What is the least number of terms of a GP 2,3,9/2 to give a total great than 30

The formula for the sum of a geometric series is given by:

S = a * (r^n - 1) / (r - 1),

where:
S = sum of the series,
a = first term of the series,
r = common ratio of the series,
n = number of terms in the series.

In this case, the first term (a) is 2 and the common ratio (r) is 3/2. We want to find the least number of terms (n) that give a sum greater than 30.

Let's start by solving the inequality:

S > 30.

Substituting the values of a and r into the sum formula, we get:

2 * (3/2)^n - 1 / (3/2 - 1) > 30.

Simplifying further:

2 * (3/2)^n - 1 / (1/2) > 30.

Multiplying through by 2:

(3/2)^n - 1 > 60.

Now, we can begin solving the inequality:

(3/2)^n > 61.

To find the least number of terms that satisfy this inequality, we can start with n = 1 and keep increasing it until the inequality is satisfied.

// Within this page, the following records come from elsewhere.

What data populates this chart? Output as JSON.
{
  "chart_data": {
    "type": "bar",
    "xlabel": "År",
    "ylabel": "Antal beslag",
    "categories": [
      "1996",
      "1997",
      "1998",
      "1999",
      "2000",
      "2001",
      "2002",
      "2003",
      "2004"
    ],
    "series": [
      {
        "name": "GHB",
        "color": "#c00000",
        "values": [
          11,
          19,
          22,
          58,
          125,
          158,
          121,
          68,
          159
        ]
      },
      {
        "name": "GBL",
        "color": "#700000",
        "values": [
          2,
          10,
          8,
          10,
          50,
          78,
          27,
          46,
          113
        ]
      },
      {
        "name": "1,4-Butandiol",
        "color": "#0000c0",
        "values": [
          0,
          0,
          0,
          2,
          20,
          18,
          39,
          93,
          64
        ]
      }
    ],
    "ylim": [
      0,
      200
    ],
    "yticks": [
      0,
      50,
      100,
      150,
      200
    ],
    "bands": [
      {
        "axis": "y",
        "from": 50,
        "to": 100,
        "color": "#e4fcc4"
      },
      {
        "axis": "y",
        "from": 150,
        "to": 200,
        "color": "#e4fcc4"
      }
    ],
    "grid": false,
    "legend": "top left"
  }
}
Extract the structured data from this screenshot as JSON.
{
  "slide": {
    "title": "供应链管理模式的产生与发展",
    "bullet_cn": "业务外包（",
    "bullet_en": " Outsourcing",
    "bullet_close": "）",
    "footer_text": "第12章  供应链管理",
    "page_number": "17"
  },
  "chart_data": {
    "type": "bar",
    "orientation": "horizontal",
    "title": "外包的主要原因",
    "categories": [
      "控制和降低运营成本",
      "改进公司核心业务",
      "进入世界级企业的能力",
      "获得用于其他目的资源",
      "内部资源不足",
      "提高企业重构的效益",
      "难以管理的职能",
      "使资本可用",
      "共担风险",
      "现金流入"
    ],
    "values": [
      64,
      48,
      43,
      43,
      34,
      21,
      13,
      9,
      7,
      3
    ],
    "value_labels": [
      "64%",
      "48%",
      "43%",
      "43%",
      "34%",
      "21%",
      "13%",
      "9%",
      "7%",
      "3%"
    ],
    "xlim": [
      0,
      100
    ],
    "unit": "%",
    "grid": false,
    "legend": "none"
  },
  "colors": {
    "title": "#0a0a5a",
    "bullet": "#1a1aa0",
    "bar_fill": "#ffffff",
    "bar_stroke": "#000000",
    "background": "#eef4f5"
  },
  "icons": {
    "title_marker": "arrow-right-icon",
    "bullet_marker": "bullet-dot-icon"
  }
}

Let's calculate the left side of the inequality for n = 1:

(3/2)^1 = 3/2 = 1.5.

Since 1.5 is less than 61, we need to try a higher value of n.

For n = 2:

(3/2)^2 = 9/4 = 2.25.

Again, 2.25 is less than 61. We continue this process until we find the least value of n that satisfies the inequality.

For n = 3:

(3/2)^3 = 27/8 = 3.375.

3.375 is also less than 61.

For n = 4:

(3/2)^4 = 81/16 = 5.0625.

5.0625 is still less than 61.

Finally, for n = 5:

(3/2)^5 = 243/32 = 7.59375.

7.59375 is greater than 61, which means the least number of terms needed to give a sum greater than 30 is 5 terms.

Therefore, to get a total greater than 30 in the geometric progression 2, 3, 9/2, you need a minimum of 5 terms.